Anfechtung des Mietvertrages wegen Falschangaben?
Expertentipp vom Hauseigentümerverein Berlin e.V.
Kann der Vermieter den Mietvertrag im Nachhiniein wegen Falschangaben durch den Mieter anfechten?
Selbstauskunft: Was darf der Vermieter abfragen?
In der Praxis füllt der Mietinteressent vor Vertragsschluss einen vom Vermieter vorgelegten Bewerbungsbogen aus, in dem er über sich Auskunft erteilen soll. Die rechtlich zulässigen Fragen muss der Wohnungsbewerber wahrheitsgemäß beantworten. Dazu gehören neben den Angaben zur Person (Name, Alter, bisherige Anschrift u. ä.) auch solche zu seiner finanziellen Situation. Denn der Vermieter hat ein berechtigtes Interesse daranb, im Vorfeld zu erfahren, ob der Bewerber solvent ist. Fragen zur religiösen oder sexuellen Orientierung muss ein Wohnungsbewerber nicht (wahrheitsgemäß) beantworten, weil dies die Interessen des Vermieters nicht berührt.
Der Fall: Wohnungsbewerber lügt bezüglich seiner Finanzen
Im konkreten Fall hatte der Mieter im Fragebogen des Vermieters in 08/2008 versichert, dass keine „sonstigen überfälligen privaten oder geschäftlichen Verpflichtungen" bestehen. Der Vermieter schloss daraufhin einen unbefristeten Mietvertrag mit ihm. Wie sich später jedoch herausstellte, hatte der Mieter bereits im Jahr 2006 die eidesstattliche Versicherung abgegeben. Zum Zeitpunkt des Mietvertragsabschlusses bestand diese auch noch. Später wurde dann über das Vermögen des Mieters ein Insolvenzverfahren eröffnet. Die offenen Forderungen beliefen sich auf knapp 50.000 Euro.
Anfechtung des Mietvertrages trotz Einzug vor sieben Jahren?
Als der Vermieter hiervon erfuhr, focht er den Mietvertrag wegen arglistiger Täuschung über die Vermögensverhältnisse an und verlangte die Rückgabe der Wohnung. Der Mieter war der Ansicht, dass dies treuewidrig und damit unzulässig sei. Denn schließlich habe er über Jahre die Miete vollständig gezahlt.
Das Urteil: Anfechtung des Mietvertrages ist rechtmäßig!

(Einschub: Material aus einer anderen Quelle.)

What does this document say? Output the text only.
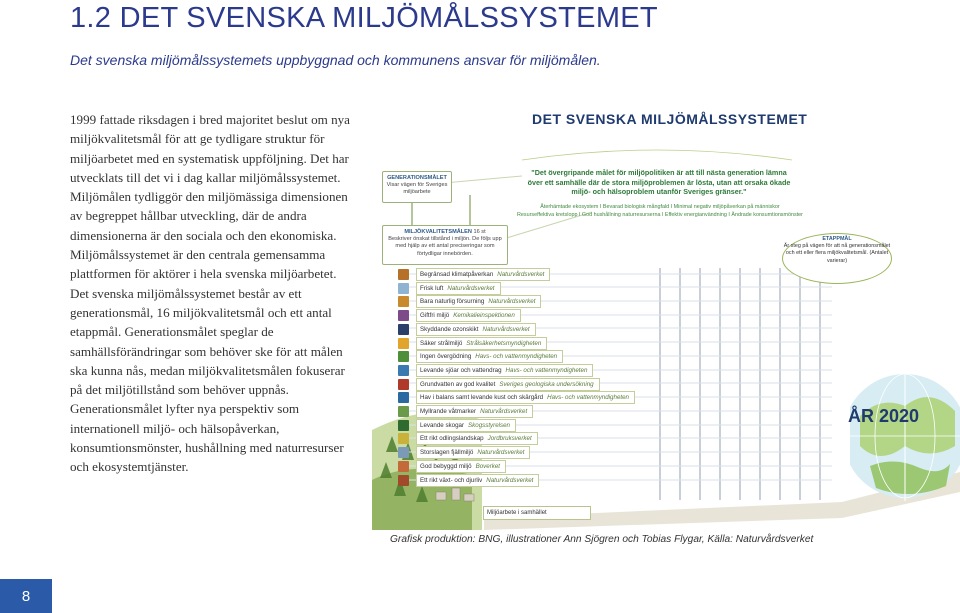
1.2 DET SVENSKA MILJÖMÅLSSYSTEMET
Det svenska miljömålssystemets uppbyggnad och kommunens ansvar för miljömålen.

1999 fattade riksdagen i bred majoritet beslut om nya miljökvalitetsmål för att ge tydligare struktur för miljöarbetet med en systematisk uppföljning. Det har utvecklats till det vi i dag kallar miljömålssystemet.

Miljömålen tydliggör den miljömässiga dimensionen av begreppet hållbar utveckling, där de andra dimensionerna är den sociala och den ekonomiska.

Miljömålssystemet är den centrala gemensamma plattformen för aktörer i hela svenska miljöarbetet.

Det svenska miljömålssystemet består av ett generationsmål, 16 miljökvalitetsmål och ett antal etappmål. Generationsmålet speglar de samhällsförändringar som behöver ske för att målen ska kunna nås, medan miljökvalitetsmålen fokuserar på det miljötillstånd som behöver uppnås. Generationsmålet lyfter nya perspektiv som internationell miljö- och hälsopåverkan, konsumtionsmönster, hushållning med naturresurser och ekosystemtjänster.

DET SVENSKA MILJÖMÅLSSYSTEMET
"Det övergripande målet för miljöpolitiken är att till nästa generation lämna över ett samhälle där de stora miljöproblemen är lösta, utan att orsaka ökade miljö- och hälsoproblem utanför Sveriges gränser."
Återhämtade ekosystem I Bevarad biologisk mångfald I Minimal negativ miljöpåverkan på människor
Resurseffektiva kretslopp I God hushållning naturresurserna I Effektiv energianvändning I Ändrade konsumtionsmönster
GENERATIONSMÅLET
Visar vägen för Sveriges miljöarbete
MILJÖKVALITETSMÅLEN 16 st
Beskriver önskat tillstånd i miljön. De följs upp med hjälp av ett antal preciseringar som förtydligar innebörden.
ETAPPMÅL
Är steg på vägen för att nå generationsmålet och ett eller flera miljökvalitetsmål. (Antalet varierar)
ÅR 2020
Begränsad klimatpåverkan Naturvårdsverket
Frisk luft Naturvårdsverket
Bara naturlig försurning Naturvårdsverket
Giftfri miljö Kemikalieinspektionen
Skyddande ozonskikt Naturvårdsverket
Säker strålmiljö Strålsäkerhetsmyndigheten
Ingen övergödning Havs- och vattenmyndigheten
Levande sjöar och vattendrag Havs- och vattenmyndigheten
Grundvatten av god kvalitet Sveriges geologiska undersökning
Hav i balans samt levande kust och skärgård Havs- och vattenmyndigheten
Myllrande våtmarker Naturvårdsverket
Levande skogar Skogsstyrelsen
Ett rikt odlingslandskap Jordbruksverket
Storslagen fjällmiljö Naturvårdsverket
God bebyggd miljö Boverket
Ett rikt växt- och djurliv Naturvårdsverket
Miljöarbete i samhället
Grafisk produktion: BNG, illustrationer Ann Sjögren och Tobias Flygar, Källa: Naturvårdsverket
8
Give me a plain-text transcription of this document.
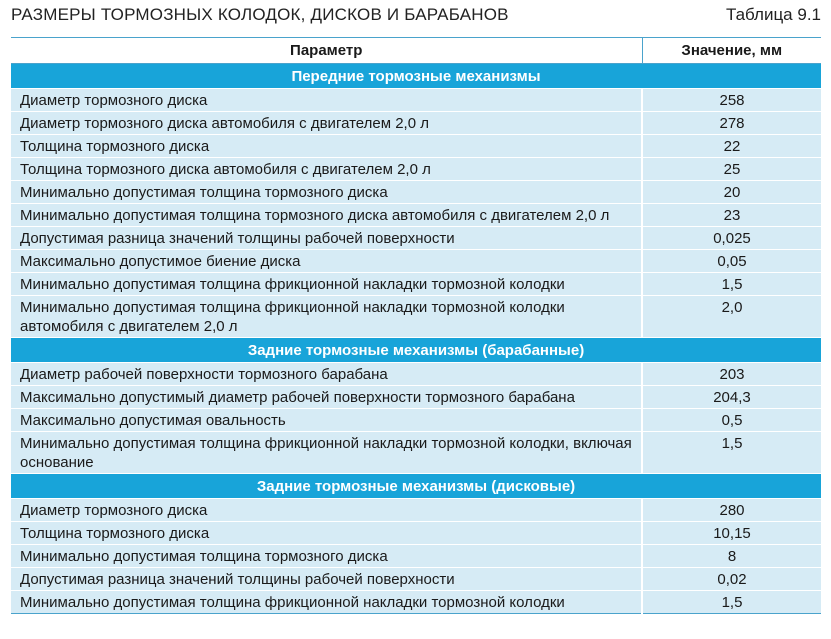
РАЗМЕРЫ ТОРМОЗНЫХ КОЛОДОК, ДИСКОВ И БАРАБАНОВ	Таблица 9.1
Параметр	Значение, мм
Передние тормозные механизмы	
Диаметр тормозного диска	258
Диаметр тормозного диска автомобиля с двигателем 2,0 л	278
Толщина тормозного диска	22
Толщина тормозного диска автомобиля с двигателем 2,0 л	25
Минимально допустимая толщина тормозного диска	20
Минимально допустимая толщина тормозного диска автомобиля с двигателем 2,0 л	23
Допустимая разница значений толщины рабочей поверхности	0,025
Максимально допустимое биение диска	0,05
Минимально допустимая толщина фрикционной накладки тормозной колодки	1,5
Минимально допустимая толщина фрикционной накладки тормозной колодки автомобиля с двигателем 2,0 л	2,0
Задние тормозные механизмы (барабанные)	
Диаметр рабочей поверхности тормозного барабана	203
Максимально допустимый диаметр рабочей поверхности тормозного барабана	204,3
Максимально допустимая овальность	0,5
Минимально допустимая толщина фрикционной накладки тормозной колодки, включая основание	1,5
Задние тормозные механизмы (дисковые)	
Диаметр тормозного диска	280
Толщина тормозного диска	10,15
Минимально допустимая толщина тормозного диска	8
Допустимая разница значений толщины рабочей поверхности	0,02
Минимально допустимая толщина фрикционной накладки тормозной колодки	1,5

Die Anfechtung eines Mietvertrages ist auch möglich, wenn dieses bereits besteht bzw. vollzogen ist. Dies ergibt sich bereits aus der gesetzlich vorgeschriebenen Anfechtungsfrist, die im Fall der arglistigen Täuschung ein Jahr beträgt (§ 124 Abs. 1 BGB). Diese Frist beginnt mit dem Zeitpunkt, in welchem der Anfechtungsberechtigte die Täuschung entdeckt. Es sei bewiesen, dass der Vermieter erst in 07/2015 hiervon Kenntnis erlangt habe. Denn der Vermieter hatte versucht, eine offene Betriebskostennachzahlung zur Insolvenztabelle anzumelden. Die vom Vermieter deswegen beauftragte Detektei habe dies erst für ihn herausgefunden und mitgeteilt.
Somit habe der Vermieter fristgerecht den Mietvertrag wegen arglistiger Täuschung angefochten. Es sei auch nicht treuewidrig, den seit Jahren bestehenden Mietvertrag anzufechten. Denn der Vermieter habe ein Interesse daran, dass auch zukünftig pünktlich Miete entrichtet werde. Das Risiko eines Zahlungsausfalls bestehe nach wie vor, da die Konten des Mieters immer noch gepfändet sind.